Climate Addendum
This discussion is described as an addendum because it is attempting to provide some additional information regarding the Climate Change Debate – see link for details. Within this debate, a discussion entitled Climate Change Mechanisms outlined some of the potential complex causes that may affect climate, as listed below.
Milankovitch Cycles, Solar Cycles & Sunspots, Plate Tectonics, Volcanism, Earth’s Oceans, Earth’s Atmosphere, Earth’s Albedo, Space Weather, Cosmic Rays, Geomagnetic Reversal, Anthropogenic CO2
Exactly how all these mechanisms interwork within a collective climate system is still considered an issue of debate, such that a later essay entitled Consensus and Climate Change questioned the acceptance of a consensus that assumes that man-made CO2 emissions are the only or primary mechanism at work. However, this consensus appears to have convinced many governments around the world that man-made CO2 emissions will lead to catastrophic climate change, such that a policy of net-zero has to be enforced irrespective of the costs. In this respect, the discussion entitled ‘A World in Transition’ considered the wider, but related issues raised in two books entitled ‘The End of the World is Just the Beginning’ by Peter Zeihan and ‘Fossil Future’ by Alex Epstein – see links for details.
So, what additional information is this addendum seeking to review?
In part, the previous links are primarily provided as background references to earlier discussions of climate change, where this addendum will now focus on an additional climate mechanism described in a 2016 paper entitled ‘Modulation of Ice Ages via Precession and Dust-Albedo Feedbacks’ by Ralph Ellis and Michael Palmer. As the link allows the interested reader to review the actual paper for themselves, the following discussions will simply try to summarise the most salient arguments.
Note: While reading the paper is recommended, many may find a YouTube video entitled ‘Ralph Ellis: Ice Ages modulated by ice-sheet albedo, not by CO2’ to be a useful introduction.
However, if new to some of the wider issues being discussed, it is possible that some initial understanding of how solar energy from the Sun drives all weather systems and how this energy fluctuates as a result of the Milankovitch cycles may prove useful. In essence, the Milankovitch cycles result in changes in the Earth's position relative to the Sun described in terms of its precession, obliquity and eccentricity, as illustrated below, where the blue-pink zones correspond to cyclic glacial and interglacial periods.

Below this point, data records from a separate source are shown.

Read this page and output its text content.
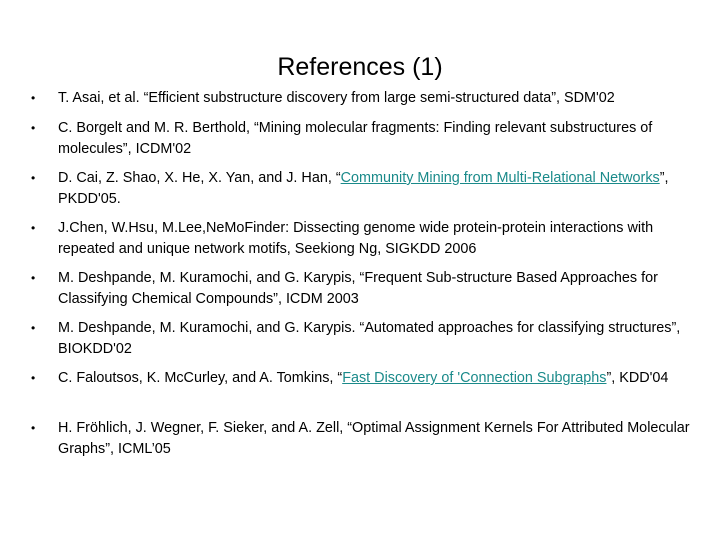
References (1)
•	T. Asai, et al. “Efficient substructure discovery from large semi-structured data”, SDM'02
•	C. Borgelt and M. R. Berthold, “Mining molecular fragments: Finding relevant substructures of molecules”, ICDM'02
•	D. Cai, Z. Shao, X. He, X. Yan, and J. Han, “Community Mining from Multi-Relational Networks”, PKDD'05.
•	J.Chen, W.Hsu, M.Lee,NeMoFinder: Dissecting genome wide protein-protein interactions with repeated and unique network motifs, Seekiong Ng, SIGKDD 2006
•	M. Deshpande, M. Kuramochi, and G. Karypis, “Frequent Sub-structure Based Approaches for Classifying Chemical Compounds”, ICDM 2003
•	M. Deshpande, M. Kuramochi, and G. Karypis. “Automated approaches for classifying structures”, BIOKDD'02
•	C. Faloutsos, K. McCurley, and A. Tomkins, “Fast Discovery of 'Connection Subgraphs”, KDD'04
•	H. Fröhlich, J. Wegner, F. Sieker, and A. Zell, “Optimal Assignment Kernels For Attributed Molecular Graphs”, ICML’05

The issue as to why red-precession and black-eccentricity curves, as shown in the previous chart, are modulated in synchronization with each other will be discussed further in the section entitled Milankovitch cycles along with some additional analysis of how these cycles will have affected climate when measured over tens of thousands of years.
Note: In the context of the long-term timescales involved in the Milankovitch cycles, it is generally assumed that they are not directly part of the present-day climate debate.
However, there is evidence that the combined effects of these cycles may have triggered glaciation events in Earth’s history, but where the Ellis-Palmer paper attempts to explain how these cycles need an additional mechanism linked to the effects of atmospheric dust on the albedo of the Earth. The chart below shows the insolation in W/m2 that equates to the input solar energy received from the Sun over the last 450,000 years, where the orange circles correspond to the start of a glacial period highlighted as colder blue zone, while interglacial period are shown as warmer pink zones
In part, the insolation curve above might be interpreted as the effective superposition of all three Milankovitch cycles, i.e. eccentricity, precession and obliquity. While Milankovitch cycles are discussed further in the link, by way of an initial summary, the Earth's axis completes one full cycle of its axial precession every 21,700 years, on average, subject to a ±20% variation. The Earth also has an elliptical orbit, where its eccentricity cycle is 99,800 years, on average, subject to another approximate ±20% variation. Finally, the tilt or obliquity angle of the Earth is subject to an average 40,600 year cycle with a ±6-8% variations. Further details, and justification, of the [±] variation will be details in a later discussion.